His comments followed the use on Saturday of water cannon and teargas to disperse a crowd that had gathered in a Manzini township, in central Swaziland, to commemorate the death of a 17-year-old girl, shot by the police during a 1996 workers' stay-away.
The Swaziland Federation of Trade Unions and the Swaziland Federation of Labour on Sunday vowed to proceed with this week's strike to protest the government's "undemocratic" draft constitution. The protest action will include marches through the capital, Mbabane, and Manzini, the main commercial town.
- We are rejecting any tactics of violence, but we will not be intimidated by the security forces that have banned all public demonstrations and marches, said Phineas Magagula, Secretary-General of the Swaziland National Association of Teachers.
In a statement released by Prime Minister Themba Dlamini's office on Monday, the Swazi government urged all workers to treat Tuesday and Wednesday as normal working days, and report to their jobs. Security Forces were to ensure the normal operation of public transport. "Government is fully committed to finding a lasting solution to these issues through peaceful dialogue," the statement said.
Union officials hope a large turnout will demonstrate widespread dissatisfaction with King Mswati's new constitution, which maintains the tradition of the King's absolute power and continues a three-decades-old ban on political parties.

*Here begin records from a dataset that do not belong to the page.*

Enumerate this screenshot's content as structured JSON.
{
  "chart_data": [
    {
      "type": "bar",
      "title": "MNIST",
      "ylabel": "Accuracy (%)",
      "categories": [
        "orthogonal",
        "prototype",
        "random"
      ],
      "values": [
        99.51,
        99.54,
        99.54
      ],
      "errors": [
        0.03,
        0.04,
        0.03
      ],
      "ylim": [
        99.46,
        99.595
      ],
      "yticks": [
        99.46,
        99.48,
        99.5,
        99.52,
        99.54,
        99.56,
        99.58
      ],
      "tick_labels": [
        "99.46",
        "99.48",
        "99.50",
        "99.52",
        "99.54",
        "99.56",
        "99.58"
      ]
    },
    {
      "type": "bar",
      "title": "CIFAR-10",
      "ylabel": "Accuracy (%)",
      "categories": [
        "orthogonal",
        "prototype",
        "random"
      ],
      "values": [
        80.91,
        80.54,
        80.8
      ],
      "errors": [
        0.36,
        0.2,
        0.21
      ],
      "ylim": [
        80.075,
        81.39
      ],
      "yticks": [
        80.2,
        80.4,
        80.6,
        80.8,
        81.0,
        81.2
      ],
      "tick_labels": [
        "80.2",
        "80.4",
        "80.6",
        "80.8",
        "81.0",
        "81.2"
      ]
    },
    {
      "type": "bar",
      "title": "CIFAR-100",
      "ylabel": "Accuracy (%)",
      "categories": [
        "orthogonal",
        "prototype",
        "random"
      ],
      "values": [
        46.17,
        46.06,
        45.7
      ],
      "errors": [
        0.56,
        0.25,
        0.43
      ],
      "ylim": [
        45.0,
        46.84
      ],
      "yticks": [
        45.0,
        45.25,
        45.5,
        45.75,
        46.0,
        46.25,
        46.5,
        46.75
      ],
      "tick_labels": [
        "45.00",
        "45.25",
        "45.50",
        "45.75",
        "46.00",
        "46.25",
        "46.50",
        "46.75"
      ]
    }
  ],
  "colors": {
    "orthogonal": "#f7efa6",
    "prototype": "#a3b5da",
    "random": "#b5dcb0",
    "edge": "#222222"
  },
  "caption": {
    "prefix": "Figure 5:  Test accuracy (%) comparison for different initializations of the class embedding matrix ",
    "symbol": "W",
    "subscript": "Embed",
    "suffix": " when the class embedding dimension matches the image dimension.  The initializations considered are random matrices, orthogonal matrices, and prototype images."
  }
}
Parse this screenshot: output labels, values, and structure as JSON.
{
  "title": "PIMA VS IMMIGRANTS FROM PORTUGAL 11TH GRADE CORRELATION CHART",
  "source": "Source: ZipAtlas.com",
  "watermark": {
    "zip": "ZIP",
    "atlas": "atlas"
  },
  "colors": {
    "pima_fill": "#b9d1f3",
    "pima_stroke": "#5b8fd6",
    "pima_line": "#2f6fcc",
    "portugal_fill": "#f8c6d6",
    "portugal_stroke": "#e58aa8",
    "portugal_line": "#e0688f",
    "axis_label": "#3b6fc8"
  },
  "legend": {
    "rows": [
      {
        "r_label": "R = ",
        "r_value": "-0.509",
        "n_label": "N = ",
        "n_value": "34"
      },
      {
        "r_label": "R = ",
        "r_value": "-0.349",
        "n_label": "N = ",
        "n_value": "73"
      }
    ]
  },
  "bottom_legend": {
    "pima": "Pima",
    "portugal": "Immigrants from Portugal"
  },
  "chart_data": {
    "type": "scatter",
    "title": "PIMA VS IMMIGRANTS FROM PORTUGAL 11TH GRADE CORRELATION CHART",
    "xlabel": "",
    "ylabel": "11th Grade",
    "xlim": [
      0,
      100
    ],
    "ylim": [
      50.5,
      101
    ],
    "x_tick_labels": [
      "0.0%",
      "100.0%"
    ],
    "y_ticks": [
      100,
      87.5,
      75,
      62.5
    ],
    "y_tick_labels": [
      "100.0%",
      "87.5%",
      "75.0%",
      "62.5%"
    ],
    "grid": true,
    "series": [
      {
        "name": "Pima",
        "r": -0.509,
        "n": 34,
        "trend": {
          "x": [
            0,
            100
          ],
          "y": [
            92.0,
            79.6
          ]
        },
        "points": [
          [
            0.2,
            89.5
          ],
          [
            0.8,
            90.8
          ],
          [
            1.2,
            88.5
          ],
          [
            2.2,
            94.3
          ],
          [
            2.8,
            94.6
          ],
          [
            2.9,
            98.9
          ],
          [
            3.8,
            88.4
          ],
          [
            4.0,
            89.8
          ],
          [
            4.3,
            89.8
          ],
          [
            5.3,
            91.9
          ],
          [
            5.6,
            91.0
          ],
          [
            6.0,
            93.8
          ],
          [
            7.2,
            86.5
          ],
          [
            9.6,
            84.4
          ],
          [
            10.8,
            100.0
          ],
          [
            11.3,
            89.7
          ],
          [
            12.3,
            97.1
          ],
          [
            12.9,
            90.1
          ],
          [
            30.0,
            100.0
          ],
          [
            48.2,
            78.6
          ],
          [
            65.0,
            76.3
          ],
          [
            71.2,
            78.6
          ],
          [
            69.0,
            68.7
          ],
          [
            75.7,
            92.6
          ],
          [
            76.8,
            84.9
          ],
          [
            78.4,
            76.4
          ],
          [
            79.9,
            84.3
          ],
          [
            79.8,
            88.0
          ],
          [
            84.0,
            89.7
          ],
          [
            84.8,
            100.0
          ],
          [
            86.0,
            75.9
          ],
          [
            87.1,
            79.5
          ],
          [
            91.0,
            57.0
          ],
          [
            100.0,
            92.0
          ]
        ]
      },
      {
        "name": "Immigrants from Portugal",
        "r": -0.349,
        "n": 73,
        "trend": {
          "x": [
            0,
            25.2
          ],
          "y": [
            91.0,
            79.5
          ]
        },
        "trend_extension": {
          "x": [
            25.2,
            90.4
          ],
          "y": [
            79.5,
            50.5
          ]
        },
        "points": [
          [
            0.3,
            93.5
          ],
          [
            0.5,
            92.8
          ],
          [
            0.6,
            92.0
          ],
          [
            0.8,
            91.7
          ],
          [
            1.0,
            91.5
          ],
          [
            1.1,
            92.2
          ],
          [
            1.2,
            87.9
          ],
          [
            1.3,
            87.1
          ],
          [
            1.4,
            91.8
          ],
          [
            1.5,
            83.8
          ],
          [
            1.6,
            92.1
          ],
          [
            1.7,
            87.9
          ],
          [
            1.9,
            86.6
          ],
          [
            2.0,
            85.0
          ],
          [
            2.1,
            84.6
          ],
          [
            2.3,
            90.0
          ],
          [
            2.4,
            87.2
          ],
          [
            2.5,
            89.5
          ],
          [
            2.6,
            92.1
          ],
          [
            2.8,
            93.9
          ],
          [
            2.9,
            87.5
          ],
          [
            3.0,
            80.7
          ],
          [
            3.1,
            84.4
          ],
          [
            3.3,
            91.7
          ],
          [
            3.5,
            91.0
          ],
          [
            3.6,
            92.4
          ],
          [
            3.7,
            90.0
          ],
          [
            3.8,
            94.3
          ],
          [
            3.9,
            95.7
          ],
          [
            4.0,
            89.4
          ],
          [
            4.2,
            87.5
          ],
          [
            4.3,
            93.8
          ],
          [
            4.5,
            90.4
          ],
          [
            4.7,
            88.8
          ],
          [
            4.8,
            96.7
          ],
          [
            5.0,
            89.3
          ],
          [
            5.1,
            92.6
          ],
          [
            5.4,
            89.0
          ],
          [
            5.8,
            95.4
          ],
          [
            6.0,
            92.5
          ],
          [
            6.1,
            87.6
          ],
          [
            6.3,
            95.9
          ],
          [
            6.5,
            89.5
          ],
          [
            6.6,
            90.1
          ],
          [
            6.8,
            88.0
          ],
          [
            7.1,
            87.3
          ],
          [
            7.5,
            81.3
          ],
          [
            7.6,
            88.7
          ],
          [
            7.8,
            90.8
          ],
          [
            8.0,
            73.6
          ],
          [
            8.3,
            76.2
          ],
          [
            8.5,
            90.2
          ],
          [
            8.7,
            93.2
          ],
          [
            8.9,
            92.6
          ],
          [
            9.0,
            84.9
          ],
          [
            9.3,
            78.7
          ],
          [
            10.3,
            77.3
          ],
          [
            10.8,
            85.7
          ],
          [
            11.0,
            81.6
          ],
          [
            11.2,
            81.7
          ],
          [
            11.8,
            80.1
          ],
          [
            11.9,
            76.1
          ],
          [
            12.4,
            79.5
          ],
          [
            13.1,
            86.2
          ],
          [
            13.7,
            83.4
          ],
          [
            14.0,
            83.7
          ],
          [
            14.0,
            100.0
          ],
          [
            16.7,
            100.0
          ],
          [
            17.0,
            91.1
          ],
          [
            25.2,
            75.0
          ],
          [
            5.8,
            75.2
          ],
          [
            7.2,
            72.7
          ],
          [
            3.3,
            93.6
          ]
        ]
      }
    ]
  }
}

The workers will also protest the government's spending on royal palaces and other luxury projects, while two-thirds of Swazis live in chronic poverty and the national economy continues to deteriorate. "Swazis are passive people - we hope they are fed up with government's ways, and will join our protest," a union official said.
The degree of public backing for pro-democracy groups is hard to assess in a country where public opinion polling is unknown. Support for the unions was seemingly high in the late 1990s, but national strikes in 2002 were suspended.
The imminence of the new constitution, drafted by King Mswati's brothers and currently before parliament, had galvanised unions into action, labour officials said. "If we do not register our protest, a new constitution that is undemocratic and a fraud will become the law of the land without objection," said ex-Prime Minister Obed Dlamini, president of one of Swaziland's banned political parties, the Ngwane National Liberatory Congress.